The officials said the February meeting was in part an attempt to make sure that Mr. Jiang's policies would be continued by his successors and to demonstrate to all officials that it would be risky to step out of line.

The unusual gathering in February of a central work conference was featured at the time in the state-run press as an important meeting, but the specific topics were not disclosed beyond vague calls for unity and support for Mr. Jiang's opaque refinements of ideology. It was attended by all senior central officials, top party leaders from each province and leaders of the military, the judiciary and government ministries.

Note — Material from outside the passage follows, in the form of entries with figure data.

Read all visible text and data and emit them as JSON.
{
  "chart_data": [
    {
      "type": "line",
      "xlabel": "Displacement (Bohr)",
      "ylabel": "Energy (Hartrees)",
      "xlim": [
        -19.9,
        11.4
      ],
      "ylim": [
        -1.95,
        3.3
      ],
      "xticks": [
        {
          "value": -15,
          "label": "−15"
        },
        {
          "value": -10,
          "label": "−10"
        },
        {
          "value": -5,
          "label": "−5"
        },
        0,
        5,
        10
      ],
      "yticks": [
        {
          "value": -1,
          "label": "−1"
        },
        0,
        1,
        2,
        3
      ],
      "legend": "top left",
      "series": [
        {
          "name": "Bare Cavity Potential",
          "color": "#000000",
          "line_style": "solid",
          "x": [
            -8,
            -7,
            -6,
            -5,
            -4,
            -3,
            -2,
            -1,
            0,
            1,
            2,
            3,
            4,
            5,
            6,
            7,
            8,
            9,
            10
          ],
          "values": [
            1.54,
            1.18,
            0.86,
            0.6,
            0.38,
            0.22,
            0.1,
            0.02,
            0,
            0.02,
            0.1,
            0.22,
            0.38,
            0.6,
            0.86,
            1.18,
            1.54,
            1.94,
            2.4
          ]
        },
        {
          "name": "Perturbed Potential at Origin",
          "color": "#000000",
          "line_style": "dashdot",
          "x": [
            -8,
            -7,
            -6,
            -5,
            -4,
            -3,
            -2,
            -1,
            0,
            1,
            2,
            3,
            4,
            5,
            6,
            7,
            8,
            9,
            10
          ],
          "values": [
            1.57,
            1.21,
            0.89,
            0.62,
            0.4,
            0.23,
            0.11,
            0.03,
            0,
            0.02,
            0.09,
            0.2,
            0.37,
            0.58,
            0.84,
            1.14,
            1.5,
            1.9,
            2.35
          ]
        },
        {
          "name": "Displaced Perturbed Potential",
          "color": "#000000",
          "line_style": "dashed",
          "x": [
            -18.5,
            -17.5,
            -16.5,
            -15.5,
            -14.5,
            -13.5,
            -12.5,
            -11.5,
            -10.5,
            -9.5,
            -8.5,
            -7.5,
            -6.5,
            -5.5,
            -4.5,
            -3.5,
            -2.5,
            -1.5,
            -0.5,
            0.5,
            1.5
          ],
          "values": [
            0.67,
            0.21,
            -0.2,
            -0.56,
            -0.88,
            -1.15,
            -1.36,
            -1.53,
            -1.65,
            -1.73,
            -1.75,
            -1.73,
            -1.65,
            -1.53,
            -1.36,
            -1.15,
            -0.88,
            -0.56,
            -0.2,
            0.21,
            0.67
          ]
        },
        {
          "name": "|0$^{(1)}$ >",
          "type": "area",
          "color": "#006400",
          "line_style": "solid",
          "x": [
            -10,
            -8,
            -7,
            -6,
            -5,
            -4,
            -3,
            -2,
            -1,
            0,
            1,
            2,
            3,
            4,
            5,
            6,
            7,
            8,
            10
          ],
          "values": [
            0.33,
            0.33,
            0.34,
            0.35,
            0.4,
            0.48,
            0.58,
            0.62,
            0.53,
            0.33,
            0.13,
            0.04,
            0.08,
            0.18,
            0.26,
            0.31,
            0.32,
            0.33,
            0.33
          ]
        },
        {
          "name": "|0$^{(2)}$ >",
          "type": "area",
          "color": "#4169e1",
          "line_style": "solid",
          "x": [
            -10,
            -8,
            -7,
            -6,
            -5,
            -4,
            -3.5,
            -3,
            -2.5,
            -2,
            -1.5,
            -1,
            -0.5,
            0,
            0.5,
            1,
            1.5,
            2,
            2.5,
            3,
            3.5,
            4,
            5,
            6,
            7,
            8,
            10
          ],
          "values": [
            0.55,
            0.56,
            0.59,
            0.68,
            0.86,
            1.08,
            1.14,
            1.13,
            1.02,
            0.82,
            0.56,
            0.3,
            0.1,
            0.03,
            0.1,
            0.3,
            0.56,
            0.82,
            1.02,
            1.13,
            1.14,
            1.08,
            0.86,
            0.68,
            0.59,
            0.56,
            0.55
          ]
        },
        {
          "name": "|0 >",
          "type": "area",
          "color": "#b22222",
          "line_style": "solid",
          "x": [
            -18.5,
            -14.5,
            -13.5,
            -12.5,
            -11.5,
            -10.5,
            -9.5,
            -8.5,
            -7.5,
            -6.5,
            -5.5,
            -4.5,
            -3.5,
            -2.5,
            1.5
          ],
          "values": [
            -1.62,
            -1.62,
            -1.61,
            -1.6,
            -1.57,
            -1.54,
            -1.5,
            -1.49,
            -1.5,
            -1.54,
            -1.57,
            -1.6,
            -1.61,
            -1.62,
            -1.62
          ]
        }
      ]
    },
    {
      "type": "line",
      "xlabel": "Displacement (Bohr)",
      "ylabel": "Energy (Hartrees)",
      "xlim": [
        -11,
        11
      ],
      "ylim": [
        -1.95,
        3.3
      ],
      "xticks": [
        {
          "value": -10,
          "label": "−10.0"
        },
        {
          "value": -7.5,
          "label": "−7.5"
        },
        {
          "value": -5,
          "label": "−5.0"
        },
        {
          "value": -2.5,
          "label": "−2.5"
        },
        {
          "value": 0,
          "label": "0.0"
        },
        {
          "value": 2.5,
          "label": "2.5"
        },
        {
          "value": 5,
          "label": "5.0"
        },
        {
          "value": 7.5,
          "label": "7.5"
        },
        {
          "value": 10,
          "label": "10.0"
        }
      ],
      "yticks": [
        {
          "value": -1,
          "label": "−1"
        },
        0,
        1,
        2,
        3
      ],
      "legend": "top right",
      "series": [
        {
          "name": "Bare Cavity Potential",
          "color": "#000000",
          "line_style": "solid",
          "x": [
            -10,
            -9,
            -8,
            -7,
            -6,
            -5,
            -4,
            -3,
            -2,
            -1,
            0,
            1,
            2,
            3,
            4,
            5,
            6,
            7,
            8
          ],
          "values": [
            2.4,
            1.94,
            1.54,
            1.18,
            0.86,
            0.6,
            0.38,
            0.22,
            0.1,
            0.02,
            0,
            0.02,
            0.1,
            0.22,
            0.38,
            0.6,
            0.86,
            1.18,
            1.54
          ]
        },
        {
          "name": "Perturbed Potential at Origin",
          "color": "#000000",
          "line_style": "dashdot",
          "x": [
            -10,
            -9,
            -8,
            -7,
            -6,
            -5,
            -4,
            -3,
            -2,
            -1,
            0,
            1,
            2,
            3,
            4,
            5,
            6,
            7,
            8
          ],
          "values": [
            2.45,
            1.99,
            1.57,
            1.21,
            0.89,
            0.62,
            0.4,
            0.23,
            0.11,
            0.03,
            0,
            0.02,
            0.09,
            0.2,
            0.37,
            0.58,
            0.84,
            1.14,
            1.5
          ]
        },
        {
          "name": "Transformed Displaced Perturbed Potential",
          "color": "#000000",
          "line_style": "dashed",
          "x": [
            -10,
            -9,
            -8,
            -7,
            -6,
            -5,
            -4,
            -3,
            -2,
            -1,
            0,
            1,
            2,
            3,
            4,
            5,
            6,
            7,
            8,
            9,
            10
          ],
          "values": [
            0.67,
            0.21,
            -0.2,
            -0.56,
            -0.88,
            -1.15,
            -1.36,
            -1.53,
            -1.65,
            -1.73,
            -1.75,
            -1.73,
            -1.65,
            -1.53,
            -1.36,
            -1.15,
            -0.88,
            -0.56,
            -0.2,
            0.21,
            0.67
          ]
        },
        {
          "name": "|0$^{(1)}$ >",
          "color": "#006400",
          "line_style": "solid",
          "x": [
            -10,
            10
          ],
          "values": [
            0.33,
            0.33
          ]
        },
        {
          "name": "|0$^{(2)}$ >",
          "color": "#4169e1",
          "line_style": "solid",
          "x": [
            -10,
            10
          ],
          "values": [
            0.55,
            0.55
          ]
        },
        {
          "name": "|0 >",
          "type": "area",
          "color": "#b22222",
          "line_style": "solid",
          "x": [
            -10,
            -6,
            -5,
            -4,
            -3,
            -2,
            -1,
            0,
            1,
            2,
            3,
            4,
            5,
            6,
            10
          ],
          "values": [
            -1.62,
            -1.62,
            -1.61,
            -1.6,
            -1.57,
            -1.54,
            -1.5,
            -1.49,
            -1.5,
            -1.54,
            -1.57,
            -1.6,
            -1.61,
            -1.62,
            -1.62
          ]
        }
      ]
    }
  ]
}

After the meeting, senior officials fanned out to brief party organizations and government agencies about the message.

This week, thousands of Chinese officials are gathered in Beijing for the annual 10-day session of the National People's Congress, which has been devoted mainly to announcing the government's economic plans. Bold political initiatives appear to be on hold as the leaders scramble behind closed doors to influence the scheduled change in the country's top three positions over the coming two years.

The struggle to eradicate Falun Gong and discredit its leader in exile , was set off in 1999 after 10,000 followers held outside the leadership compound in Beijing, calling for official recognition. It has been a messy and unpleasant campaign involving intense, crude propaganda and the detention of tens of thousands of otherwise law-abiding citizens, leaving many Chinese feeling uneasy.

Mr. Jiang and other leaders appear worried that if the struggle against Falun Gong drags on too long it could, in fact, cause divisions at the top.

Mr. Jiang is also worried about his historical legacy and if he steps down without resolving the bitter conflict, his reputation may suffer.